E o que as pessoas com ódio fazem contra aqueles que considera “inimigos”? Exatamente o que esses jovens e adultos estão fazendo ao atacar escolas: focam em professoras com quem, muitas vezes, nem tinham contato, simplesmente pelo fato de serem professoras.
Portanto, não há como separar isso que vem acontecendo do estímulo ao ódio contra professoras e professores que Bolsonaro, os membros de seu governo, seguidores e apoiadores espalharam durante tanto tempo, e continuam espalhando.
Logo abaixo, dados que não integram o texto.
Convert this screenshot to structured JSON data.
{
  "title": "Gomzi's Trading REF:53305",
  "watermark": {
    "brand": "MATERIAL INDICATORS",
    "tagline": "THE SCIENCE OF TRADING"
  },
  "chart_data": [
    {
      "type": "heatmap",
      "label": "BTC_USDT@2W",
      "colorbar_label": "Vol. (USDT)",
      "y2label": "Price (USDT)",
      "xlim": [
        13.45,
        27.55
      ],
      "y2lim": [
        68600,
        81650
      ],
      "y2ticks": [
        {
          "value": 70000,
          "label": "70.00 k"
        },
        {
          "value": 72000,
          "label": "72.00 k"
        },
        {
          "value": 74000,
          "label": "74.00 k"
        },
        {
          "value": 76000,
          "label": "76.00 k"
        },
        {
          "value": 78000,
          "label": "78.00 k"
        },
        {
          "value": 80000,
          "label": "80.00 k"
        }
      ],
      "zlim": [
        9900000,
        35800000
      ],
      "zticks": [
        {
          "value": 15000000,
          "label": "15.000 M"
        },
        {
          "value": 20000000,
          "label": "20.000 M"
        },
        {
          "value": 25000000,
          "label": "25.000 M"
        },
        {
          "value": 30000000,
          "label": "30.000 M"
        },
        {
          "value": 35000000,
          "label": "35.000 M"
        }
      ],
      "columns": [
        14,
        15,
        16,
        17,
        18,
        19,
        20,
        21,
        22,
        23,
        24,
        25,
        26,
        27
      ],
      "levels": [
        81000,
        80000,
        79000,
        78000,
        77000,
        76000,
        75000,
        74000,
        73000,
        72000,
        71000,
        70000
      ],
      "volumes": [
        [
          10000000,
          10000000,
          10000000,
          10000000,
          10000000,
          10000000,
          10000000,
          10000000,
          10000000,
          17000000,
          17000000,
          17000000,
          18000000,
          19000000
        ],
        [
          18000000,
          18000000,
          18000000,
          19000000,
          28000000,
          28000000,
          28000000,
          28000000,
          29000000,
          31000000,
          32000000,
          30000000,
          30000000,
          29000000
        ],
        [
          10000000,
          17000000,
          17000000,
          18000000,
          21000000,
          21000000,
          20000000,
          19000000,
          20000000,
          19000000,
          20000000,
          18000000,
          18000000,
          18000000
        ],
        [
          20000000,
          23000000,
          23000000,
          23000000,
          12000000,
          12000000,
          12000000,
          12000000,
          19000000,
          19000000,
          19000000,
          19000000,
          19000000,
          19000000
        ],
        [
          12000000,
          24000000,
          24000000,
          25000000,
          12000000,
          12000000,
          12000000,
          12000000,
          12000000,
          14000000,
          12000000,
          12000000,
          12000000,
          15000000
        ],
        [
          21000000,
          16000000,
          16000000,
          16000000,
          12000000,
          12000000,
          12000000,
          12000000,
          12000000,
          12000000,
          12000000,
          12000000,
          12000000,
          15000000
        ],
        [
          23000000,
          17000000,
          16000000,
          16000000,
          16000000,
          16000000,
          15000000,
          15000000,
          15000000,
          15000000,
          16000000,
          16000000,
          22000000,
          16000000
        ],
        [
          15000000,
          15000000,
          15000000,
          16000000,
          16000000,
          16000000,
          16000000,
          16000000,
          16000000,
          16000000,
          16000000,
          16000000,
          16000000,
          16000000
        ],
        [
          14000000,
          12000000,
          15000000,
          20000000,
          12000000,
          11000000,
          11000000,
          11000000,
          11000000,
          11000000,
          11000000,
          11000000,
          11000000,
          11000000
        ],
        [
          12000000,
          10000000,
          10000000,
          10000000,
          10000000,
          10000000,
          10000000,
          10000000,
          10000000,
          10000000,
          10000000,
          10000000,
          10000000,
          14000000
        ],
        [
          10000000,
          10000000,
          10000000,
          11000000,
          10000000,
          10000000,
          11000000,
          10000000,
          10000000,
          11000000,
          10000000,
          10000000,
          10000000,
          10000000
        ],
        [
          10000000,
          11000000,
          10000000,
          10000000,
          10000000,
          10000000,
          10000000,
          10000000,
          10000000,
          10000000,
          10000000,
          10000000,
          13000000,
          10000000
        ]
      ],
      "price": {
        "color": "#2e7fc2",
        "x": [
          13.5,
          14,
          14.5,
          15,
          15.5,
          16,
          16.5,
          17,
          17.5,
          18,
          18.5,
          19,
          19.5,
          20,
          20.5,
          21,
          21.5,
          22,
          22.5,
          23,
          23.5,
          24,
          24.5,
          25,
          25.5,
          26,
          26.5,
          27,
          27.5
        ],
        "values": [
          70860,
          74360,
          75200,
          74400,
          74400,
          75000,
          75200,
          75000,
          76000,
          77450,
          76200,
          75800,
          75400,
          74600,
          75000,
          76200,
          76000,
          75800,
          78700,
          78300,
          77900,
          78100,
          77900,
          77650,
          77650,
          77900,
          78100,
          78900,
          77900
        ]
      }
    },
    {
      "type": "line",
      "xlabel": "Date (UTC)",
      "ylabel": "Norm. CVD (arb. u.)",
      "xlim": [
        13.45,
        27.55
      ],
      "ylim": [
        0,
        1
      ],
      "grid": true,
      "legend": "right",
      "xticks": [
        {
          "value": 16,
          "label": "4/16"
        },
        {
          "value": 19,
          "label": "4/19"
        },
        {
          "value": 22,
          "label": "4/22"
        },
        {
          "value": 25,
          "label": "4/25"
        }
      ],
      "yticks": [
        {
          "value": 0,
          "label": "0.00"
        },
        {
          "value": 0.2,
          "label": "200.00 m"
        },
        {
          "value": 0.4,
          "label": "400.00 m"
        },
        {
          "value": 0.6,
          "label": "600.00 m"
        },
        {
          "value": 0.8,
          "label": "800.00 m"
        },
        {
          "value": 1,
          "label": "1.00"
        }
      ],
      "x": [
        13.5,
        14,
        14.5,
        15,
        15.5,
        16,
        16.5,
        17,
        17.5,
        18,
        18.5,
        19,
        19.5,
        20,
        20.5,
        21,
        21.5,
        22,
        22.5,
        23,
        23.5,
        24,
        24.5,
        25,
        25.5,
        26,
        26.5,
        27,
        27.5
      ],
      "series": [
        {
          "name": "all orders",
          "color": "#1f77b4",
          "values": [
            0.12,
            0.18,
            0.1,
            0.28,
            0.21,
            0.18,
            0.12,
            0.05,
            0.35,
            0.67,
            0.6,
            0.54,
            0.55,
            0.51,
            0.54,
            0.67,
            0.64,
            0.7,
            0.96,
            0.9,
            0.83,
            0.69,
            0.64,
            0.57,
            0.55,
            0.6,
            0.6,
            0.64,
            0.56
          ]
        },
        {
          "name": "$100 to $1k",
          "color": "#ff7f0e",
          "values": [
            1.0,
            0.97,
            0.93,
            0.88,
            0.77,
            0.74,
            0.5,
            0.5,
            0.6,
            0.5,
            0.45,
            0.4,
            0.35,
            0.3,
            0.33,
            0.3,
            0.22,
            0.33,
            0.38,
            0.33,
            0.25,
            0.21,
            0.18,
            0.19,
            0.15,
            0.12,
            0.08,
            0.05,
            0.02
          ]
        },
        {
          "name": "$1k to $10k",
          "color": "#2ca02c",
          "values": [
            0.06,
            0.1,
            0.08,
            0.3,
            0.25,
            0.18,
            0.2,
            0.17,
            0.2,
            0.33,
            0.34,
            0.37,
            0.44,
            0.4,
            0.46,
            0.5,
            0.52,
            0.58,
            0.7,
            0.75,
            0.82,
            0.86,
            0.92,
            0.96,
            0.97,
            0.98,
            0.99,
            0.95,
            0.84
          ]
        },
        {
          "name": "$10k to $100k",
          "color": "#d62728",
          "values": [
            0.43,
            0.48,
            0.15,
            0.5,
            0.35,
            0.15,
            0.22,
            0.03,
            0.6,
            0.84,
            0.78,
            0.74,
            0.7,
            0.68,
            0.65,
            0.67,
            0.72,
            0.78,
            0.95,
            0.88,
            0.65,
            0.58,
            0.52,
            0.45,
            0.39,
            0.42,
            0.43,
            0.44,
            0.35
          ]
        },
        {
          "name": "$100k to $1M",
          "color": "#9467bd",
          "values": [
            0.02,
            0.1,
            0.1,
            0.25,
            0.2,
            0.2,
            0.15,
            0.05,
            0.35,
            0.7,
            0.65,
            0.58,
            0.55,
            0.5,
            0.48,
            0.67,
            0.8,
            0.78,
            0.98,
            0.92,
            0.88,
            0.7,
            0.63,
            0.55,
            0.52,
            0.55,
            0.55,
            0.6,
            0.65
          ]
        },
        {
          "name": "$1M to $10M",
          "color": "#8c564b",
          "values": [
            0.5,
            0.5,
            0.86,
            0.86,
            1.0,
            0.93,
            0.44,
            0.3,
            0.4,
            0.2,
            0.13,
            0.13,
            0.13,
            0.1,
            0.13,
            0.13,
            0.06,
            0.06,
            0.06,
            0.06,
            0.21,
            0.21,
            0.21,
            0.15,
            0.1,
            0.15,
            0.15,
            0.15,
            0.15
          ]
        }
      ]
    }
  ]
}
E agora, hipocritamente, eles mesmos apresentam como solução contratar empresas privadas de segurança, para lucrarem com essas tragédias (sendo que segurança é dever do Estado). Convém investigar se esses mesmos políticos têm ligações financeira com empresas desse setor para agirem como garotos propaganda (da mesma forma como fazem quando discursam a favor das armas). Isso é difícil de rastrear, já que propinas assim geralmente não são pagas com dinheiro ou cheque em conta bancária, mas de outras formas, como joias caras, por exemplo.

Daqui pra frente

A violência só está acontecendo em escolas públicas? Não. Ataques estão acontecendo em escolas e creches particulares também. Ver centenas de jovens que, ao repetir discursos de ódio em massa contra um candidato a presidente nas vésperas das eleições do ano passado, também agrediram verbalmente professoras da instituição, como ocorreu em diversos colégios particulares de classes média e alta em Curitiba, deve ligar um alerta de toda a sociedade. Provavelmente, a maioria estava reproduzindo o que recebia de estímulo em casa.

A diferença é que, geralmente, as escolas particulares possuem equipes maiores e mais condições de conter casos de violência. Já nas escolas públicas, com seríssima defasagem do quadro de profissionais e infraestruturas precarizadas, é muito mais difícil.

Tanto é que aqui na rede municipal de educação de Curitiba, há inúmeros casos de violência contra professoras, que estão sendo acolhidas pelo SISMMAC, mas nem sempre encontram respaldo por parte da Prefeitura e da Secretaria Municipal de Educação.

Esse é um debate que está apenas iniciando, porque, pela forma acelerada com que esses casos estão acontecendo, tudo indica que estamos vivenciando uma doença social estimulada por grupos políticos que já demonstraram desapreço pela democracia e pela vida em diversas ocasiões.

É preciso responsabilizar criminalmente todos aqueles que estimulam o ódio, a violência e os atentados, assim como as plataformas digitais e redes sociais que, por motivos financeiros ou ideológicos, estão sendo completamente negligentes com os conteúdos publicados, afinal, todos os demais setores econômicos da sociedade são regulamentados e precisam seguir regras claras quanto ao uso de seus serviços.

As autoridades precisam agir agora com muita severidade, assim como as famílias precisam repensar sobre o universo em que estão inserindo seus filhos, porque essa epidemia de violência criada artificialmente por extremistas só será barrada se houver um amplo processo de pacificação da sociedade e a responsabilização de quem está fomentando tudo isso.